I expect that this proposal will not be popular in Tokyo. As anyone who has seen Japanese media coverage of preparations for the July G8 summit in Hokkaido knows, Japanese elites take the G8 seriously. They are proud of Japan's membership and would undoubtedly be extremely reluctant to make this exclusive club that much less exclusive. And given that China would be included in an expanded summit, I can easily imagine that the Japanese government is in no hurry to see group expanded, especially considering China's role in keeping Japan out of that most exclusive of international clubs, the permanent membership of the UN Security Council.

Thursday, June 7, 2007

George and Shinzo, together again

So old chums George and Shinzo have gotten together again, this time in Heiligendamm on the sidelines of the G8 summit, to chat about their mounting unpopularity abductions (surprise! Bush still supports Abe's position) and climate change.

I wish, I wish, I wish I could rouse up some interest in what's happening in Germany, aside from the scheduled meeting between Abe and Putin, but I fail to see why the G8 matters. Seriously, when was the last time a G8 meeting had a practical impact on global governance? 1987, when the Louvre Accord helped push Japan's asset bubble to new heights of excess? The past twenty years have seen a dramatic decline in the relevance of the organization, as suggested by this op-ed by former French President Valery Giscard d'Estaing, one of the founding heads of state. Giscard wonders whether the current composition — the US, Canada, France, Germany, the UK, Italy, Japan, and Russia — has significant clout to see its conclusions implemented.
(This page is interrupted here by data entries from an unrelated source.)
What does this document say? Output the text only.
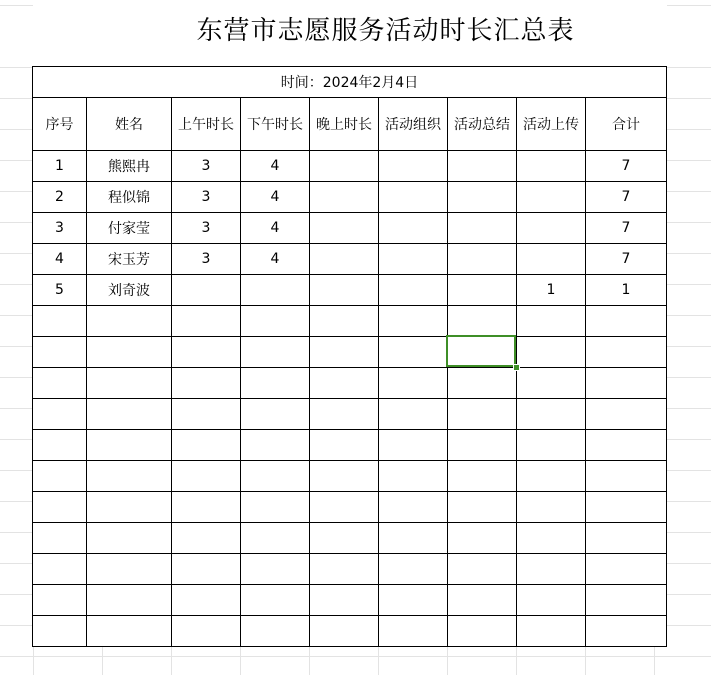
东营市志愿服务活动时长汇总表
时间：2024年2月4日								
序号	姓名	上午时长	下午时长	晚上时长	活动组织	活动总结	活动上传	合计
1	熊熙冉	3	4					7
2	程似锦	3	4					7
3	付家莹	3	4					7
4	宋玉芳	3	4					7
5	刘奇波						1	1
I wonder if that's but one problem, and not even the most significant. The expansion — and growing level of abstraction — of G8 agendas, with the agenda becoming a catch-all for whatever issues the member nations find important to them. There seems to be little acknowledgment of the limits of the resources and will of the countries involved. But the world is too complex, and power too diffuse, to pretend that the G8, no matter how wealthy or militarily capable its members, has the ability to solve even a fraction of the problems that the leaders gather to discuss. (Does anyone really think that more European involvement in the North Korea crisis will bring it any closer to a satisfactory outcome for Japan?)

So the media will continue to cover the summits, because the interaction between world leaders makes for interesting drama — and as for the Japanese media, they love to report on the G8, because it shows Japan as a world leader (hence the ongoing coverage of next year's summit, to be hosted by Japan) — but as far as I'm concerned, the G8 is just another antiquated global forum.